Problems with Lurie approach, page 27:

>The way Lurie’s
foundations are set up is pretty much all-or-nothing: either you move the
whole of mathematics to an ∞-categorical setting, or you cannot use it
at all. This even extends to some gratuitous rebranding — why on earth
would someone swap the meaning of “final” and “cofinal”, for example? —
but actually goes deeper than such minor quirks. By its very nature, ∞-
categorical formalism does not allow for a clean separation of definitions
(that should be simple) and proofs (that can be as difficult as needed but
can be safely used as black box). Well, the definition of a quasicategory
is simple enough, but already to understand adjunction, you really need
quite a bit of simplicial combinatorics, so that already a definition needs
to be put in a black box. In practice, to write an honest paper using the
formalism, one really needs to study thousands pages of text, and use precise
page references to various relevant facts spread out over all these pages (one
example of such an honest paper that comes to mind now is [NS]). Thus
both the specific model used by Lurie, and the whole foundational paradigm
of [Q] are hard-coded into the formalism as it exists.

[dmm]

And on page 28 he says there are widespread correctness issues in practical day-to-day use of Lurie formalism, which often lead to error...

[dmm]

and what pages 26-33 say, in terms of the analogy with functional programming, is that the traditional approach everyone is practicing after Lurie is "fake functional programming", all the nice words are being said, but in reality one can't avoid using unsafe features, and correctness is very shaky and usually non-existent.

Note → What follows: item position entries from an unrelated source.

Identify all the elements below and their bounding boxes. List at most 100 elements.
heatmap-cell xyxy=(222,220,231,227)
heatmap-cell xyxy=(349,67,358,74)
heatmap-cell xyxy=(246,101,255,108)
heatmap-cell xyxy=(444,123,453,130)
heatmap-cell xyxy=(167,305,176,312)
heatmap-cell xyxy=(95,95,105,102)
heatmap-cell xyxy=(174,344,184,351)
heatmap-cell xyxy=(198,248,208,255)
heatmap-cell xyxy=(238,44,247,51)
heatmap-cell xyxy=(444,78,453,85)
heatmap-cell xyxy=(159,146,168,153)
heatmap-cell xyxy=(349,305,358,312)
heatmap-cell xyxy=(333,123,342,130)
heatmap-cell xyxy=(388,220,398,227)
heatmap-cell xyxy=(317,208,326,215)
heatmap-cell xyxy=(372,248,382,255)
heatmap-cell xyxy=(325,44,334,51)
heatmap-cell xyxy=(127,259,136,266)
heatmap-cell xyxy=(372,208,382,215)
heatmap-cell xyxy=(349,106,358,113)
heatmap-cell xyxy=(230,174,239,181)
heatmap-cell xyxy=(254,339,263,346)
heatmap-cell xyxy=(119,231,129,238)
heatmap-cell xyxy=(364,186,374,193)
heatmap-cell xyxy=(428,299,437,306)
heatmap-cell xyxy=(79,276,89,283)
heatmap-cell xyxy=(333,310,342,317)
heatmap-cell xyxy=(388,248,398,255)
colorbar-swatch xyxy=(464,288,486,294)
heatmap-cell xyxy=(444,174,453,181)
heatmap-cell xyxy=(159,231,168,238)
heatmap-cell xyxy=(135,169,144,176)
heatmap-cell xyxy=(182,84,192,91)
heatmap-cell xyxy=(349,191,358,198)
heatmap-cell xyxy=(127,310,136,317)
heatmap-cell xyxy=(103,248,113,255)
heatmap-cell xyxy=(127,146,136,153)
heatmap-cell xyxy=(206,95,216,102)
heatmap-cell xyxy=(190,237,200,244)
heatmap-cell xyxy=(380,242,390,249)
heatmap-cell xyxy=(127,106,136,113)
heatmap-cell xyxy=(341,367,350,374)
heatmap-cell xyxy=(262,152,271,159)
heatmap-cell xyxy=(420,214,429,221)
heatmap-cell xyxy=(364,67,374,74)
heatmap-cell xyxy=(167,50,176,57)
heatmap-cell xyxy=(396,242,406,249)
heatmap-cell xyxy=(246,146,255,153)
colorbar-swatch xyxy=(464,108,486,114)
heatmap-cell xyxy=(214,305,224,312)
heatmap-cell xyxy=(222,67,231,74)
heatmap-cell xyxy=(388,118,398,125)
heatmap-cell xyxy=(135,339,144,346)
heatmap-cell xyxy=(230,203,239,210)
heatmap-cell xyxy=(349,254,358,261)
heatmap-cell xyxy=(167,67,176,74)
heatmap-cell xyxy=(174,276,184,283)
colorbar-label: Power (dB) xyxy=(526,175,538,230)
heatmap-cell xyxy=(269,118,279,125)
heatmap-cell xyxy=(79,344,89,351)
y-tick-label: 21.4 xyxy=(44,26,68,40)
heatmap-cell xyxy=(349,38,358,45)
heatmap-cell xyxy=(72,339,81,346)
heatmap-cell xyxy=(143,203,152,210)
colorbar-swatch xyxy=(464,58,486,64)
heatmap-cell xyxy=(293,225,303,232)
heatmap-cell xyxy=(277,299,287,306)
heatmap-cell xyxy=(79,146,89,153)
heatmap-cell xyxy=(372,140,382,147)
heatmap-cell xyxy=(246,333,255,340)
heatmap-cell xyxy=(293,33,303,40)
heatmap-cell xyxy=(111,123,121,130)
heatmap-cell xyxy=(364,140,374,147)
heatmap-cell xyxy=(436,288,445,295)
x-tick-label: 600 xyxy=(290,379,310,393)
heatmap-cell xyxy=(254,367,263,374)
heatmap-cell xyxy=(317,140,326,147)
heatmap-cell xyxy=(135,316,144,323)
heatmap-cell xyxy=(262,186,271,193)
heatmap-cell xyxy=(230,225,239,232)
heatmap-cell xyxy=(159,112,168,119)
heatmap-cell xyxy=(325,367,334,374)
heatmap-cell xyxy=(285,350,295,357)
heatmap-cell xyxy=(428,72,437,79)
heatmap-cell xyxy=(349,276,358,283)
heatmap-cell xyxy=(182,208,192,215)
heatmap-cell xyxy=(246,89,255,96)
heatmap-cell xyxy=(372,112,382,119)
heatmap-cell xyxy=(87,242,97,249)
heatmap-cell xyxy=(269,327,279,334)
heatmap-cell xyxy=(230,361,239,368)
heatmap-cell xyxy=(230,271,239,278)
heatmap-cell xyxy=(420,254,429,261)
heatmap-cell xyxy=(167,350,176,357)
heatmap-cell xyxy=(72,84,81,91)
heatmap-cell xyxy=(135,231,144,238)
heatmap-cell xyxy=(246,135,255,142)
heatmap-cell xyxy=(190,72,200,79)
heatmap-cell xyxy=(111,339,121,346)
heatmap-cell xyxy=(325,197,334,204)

whereas, this new approach is both correct (and simply does not allow to "backtrack into imperative thinking") and also much simpler technically and conceptually.

[dmm]

Safety features presentation.

(i) Nothing is ever defined by hand.

(ii) Nothing is ever equal, and nothing commutes “on the nose”.

(iii) All the commutative diagrams have to be enhanced.

>If you
need a commutative diagram in an enhanced category C, you should really
number its vertices and arrows, turn it into a partially ordered set J, or a
category I, or even an enhanced category E if you so wish, and construct
an enhanced functor E → C.

[dmm]

Leitfaden = guide

[dmm]

The way page 29 looks is that Kaledin is actually succeeding where the infinity-categories are failing (at their actual goal, that is, being able to avoid precise equalities)

[dmm]

page 33

>Next, we should say how we deal with the three main problems of category
theory: atrocious notation, idiosyncratic terminology, and inherent
triviality of the arguments.

[dmm]

page 34 :-)

>From time to time, we need an adjective for
something that needs to be named but does not deserve a permanent name;
in these cases, we plagiarize algebraic geometry and assign words such as
“ample”, “proper” or “separated”, more-or-less randomly.